Before this most recent legislative session got began, it looked like the men and women who control Louisiana’s public colleges and universities were going to assert themselves and try to finally wrestle tuition-setting authority away from the Legislature and put it in the hands of the people who actually oversee higher education in the state.
It doesn’t seem that way anymore.
Louisiana’s higher education community has long argued that it should have the flexibility to set its own tuition and, therefore, the ability to control its own budgets.
State Commissioner of Higher Education Jim Purcell argued that declining state dollars coupled with low tuition makes it difficult for Louisiana schools to produce enough highly qualified graduates to fill workforce demands.
College and university administrators say tuition-setting authority gives them the ability to plan and manage their campuses.
They say tuition-setting authority is especially important in the current economic climate where Gov. Bobby Jindal and state legislators have cut state funding to schools by an estimated 80 percent over a five-year period.
The problem is that individual schools can’t raise tuition, only the Legislature can. And it requires two-thirds of them to agree on a tuition hike before it can happen.
The two-thirds requirement is the toughest threshold to overcome in the country. But despite what many people believe, it’s not written into state law.
The issue comes down to whether tuition is considered a fee.
A 1995 state constitutional provision, approved by voters, requires a two-thirds vote by the Legislature before a fee charged by a public agency can be increased. A year later, then-Attorney General Richard Ieyoub issued an opinion, which has been interpreted ever since, that includes tuition as a fee.
In March, the state’s top higher education panel, the Board of Regents, decided it should revisit the issue. Regents agreed that with the backing of the state’s four college systems, they would ask the 19th Judicial District Court in Baton Rouge to rule whether tuition is, in fact, a fee.
The argument was that you don’t have the choice whether to pay a fee. It’s something you are compelled to pay, while tuition is something you pay voluntarily.
The Regents’ plan was to hold off on the court challenge until the Legislature had a chance to vote on two bills that would turn over tuition control authority to the LSU, Southern University, University of Louisiana, and community and technical college systems.
Higher education administrators made a point to make the rounds at the State Capitol this year letting legislators know that giving up their vice-grip on tuition wouldn’t automatically mean schools would jack up their prices.
They had the backing of the government lobbying group Council for a Better Louisiana and the Baton Rouge Area Chamber.

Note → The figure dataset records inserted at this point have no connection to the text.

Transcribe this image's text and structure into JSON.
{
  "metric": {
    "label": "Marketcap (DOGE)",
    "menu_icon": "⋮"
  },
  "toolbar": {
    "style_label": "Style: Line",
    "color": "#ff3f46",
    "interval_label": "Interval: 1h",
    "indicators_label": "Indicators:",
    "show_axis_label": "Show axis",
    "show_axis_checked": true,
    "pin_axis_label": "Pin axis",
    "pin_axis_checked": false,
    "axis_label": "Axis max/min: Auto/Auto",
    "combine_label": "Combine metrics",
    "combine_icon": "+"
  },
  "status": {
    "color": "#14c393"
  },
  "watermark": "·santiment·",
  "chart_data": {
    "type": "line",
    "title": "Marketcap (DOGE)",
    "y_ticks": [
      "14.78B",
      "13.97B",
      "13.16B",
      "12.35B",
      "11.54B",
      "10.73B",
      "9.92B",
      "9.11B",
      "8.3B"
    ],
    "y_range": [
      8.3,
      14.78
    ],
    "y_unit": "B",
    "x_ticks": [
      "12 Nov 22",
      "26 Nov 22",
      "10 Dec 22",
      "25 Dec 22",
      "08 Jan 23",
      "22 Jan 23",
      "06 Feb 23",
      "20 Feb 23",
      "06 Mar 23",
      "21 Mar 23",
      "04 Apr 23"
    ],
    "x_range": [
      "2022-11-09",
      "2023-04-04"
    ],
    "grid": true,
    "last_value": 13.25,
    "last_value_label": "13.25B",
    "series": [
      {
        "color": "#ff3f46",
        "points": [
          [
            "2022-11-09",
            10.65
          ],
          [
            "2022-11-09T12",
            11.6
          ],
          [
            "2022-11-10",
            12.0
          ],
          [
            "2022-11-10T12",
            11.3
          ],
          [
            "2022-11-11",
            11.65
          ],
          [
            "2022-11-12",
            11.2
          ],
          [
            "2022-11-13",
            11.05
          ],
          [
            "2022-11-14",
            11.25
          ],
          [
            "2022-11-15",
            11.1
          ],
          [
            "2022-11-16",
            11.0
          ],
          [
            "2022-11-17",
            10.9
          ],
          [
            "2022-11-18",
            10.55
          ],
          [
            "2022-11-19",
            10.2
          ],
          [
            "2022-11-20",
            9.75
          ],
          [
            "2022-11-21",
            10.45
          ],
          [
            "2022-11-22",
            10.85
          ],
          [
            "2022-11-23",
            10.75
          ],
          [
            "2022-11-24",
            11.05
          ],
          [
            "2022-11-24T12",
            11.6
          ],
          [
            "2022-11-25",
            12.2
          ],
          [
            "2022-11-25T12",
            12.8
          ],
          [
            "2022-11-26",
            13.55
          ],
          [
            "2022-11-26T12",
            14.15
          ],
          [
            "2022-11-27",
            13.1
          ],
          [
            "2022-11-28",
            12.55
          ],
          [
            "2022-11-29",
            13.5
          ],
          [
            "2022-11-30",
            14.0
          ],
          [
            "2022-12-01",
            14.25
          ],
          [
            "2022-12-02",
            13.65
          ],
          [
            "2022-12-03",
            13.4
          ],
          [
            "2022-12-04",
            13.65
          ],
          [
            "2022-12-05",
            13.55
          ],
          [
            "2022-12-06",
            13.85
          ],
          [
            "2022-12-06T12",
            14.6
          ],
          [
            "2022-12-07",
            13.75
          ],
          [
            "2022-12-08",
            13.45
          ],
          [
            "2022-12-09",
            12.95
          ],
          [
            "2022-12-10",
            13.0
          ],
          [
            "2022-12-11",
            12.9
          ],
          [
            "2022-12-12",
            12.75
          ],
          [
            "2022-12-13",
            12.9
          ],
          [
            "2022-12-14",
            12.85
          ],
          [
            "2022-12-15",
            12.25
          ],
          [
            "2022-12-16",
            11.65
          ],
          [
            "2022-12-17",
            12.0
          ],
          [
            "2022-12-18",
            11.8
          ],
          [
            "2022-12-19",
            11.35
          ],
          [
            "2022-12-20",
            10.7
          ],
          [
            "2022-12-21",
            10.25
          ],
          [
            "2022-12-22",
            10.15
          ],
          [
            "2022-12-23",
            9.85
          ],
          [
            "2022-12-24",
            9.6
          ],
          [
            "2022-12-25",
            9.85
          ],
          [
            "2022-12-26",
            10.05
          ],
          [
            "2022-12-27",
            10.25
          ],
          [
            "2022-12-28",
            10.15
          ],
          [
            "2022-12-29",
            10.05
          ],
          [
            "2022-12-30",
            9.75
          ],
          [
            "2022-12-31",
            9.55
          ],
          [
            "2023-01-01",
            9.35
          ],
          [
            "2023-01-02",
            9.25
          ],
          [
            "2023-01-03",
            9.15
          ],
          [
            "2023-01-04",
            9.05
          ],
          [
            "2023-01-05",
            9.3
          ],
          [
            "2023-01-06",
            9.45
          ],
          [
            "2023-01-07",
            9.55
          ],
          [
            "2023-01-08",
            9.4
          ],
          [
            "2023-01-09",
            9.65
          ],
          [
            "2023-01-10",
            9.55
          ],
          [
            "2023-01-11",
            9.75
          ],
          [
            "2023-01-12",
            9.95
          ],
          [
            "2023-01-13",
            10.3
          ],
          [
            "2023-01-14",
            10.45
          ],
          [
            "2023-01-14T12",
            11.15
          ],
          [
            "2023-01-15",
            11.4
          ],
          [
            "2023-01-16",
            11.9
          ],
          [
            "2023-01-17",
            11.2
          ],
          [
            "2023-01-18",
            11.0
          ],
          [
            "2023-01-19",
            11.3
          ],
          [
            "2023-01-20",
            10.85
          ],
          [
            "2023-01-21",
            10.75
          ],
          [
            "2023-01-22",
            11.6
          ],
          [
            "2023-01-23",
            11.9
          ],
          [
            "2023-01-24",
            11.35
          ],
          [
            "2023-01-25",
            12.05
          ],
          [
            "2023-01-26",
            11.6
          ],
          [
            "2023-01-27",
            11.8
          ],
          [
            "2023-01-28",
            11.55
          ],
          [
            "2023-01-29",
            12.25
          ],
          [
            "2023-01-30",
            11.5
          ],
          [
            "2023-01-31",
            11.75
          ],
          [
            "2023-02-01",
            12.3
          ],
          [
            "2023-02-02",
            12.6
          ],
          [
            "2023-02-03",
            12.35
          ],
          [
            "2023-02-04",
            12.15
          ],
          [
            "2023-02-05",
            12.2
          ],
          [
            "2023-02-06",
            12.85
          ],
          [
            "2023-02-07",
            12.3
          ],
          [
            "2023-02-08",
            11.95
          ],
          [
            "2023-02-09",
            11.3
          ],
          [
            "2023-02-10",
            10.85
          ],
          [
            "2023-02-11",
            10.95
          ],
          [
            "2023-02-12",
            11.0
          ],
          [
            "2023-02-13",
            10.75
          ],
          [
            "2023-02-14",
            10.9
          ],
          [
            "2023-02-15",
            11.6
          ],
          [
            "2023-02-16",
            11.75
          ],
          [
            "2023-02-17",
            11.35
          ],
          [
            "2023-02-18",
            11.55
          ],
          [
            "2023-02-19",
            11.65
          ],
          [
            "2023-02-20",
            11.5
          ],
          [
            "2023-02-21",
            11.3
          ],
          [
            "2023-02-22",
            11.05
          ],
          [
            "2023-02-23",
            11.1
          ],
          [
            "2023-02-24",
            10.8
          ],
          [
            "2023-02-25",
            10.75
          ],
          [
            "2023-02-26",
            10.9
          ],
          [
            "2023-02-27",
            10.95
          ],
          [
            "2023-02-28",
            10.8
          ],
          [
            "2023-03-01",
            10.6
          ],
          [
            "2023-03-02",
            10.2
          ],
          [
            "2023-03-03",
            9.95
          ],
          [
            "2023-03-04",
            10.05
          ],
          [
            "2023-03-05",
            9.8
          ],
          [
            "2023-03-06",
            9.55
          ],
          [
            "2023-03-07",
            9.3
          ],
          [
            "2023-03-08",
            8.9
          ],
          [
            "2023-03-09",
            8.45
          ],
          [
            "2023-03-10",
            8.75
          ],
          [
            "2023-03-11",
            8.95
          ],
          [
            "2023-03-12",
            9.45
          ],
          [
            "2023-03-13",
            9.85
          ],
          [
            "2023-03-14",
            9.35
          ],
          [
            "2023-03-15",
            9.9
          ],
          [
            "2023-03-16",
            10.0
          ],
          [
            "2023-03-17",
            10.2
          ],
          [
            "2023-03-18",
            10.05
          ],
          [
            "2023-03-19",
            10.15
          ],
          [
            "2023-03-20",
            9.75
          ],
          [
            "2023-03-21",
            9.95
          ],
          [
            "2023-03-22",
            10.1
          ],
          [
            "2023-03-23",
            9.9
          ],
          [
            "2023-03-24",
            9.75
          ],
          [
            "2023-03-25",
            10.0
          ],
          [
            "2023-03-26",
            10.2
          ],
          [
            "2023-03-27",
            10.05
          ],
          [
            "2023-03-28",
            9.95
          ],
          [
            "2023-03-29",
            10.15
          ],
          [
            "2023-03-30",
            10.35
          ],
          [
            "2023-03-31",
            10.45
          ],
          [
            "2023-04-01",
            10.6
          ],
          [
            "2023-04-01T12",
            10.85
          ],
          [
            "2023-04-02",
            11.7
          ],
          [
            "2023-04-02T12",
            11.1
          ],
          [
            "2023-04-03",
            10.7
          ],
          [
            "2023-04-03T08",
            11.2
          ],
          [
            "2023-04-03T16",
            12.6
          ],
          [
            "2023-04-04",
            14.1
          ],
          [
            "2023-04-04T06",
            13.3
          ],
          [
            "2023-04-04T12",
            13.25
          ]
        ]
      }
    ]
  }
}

But it wasn’t enough. The first tuition bill fell 19 votes short of passing in the state House of Representatives, while the other bill was pulled from consideration for lack of support.
The death of tuition control wasn’t entirely unexpected. Everyone knew it was going to be a tough sell to get legislators to give up some of their power. The real issue is why has the backup plan been abandoned. A quick polling of higher education leadership since the end of the session indicates it becomes clear that taking the issue to court to be settled once and for all isn’t on anyone’s immediate to-do list.
For an issue that’s been advertised as vitally important to the health of our public institutions, it’s strange that no one is pursuing this.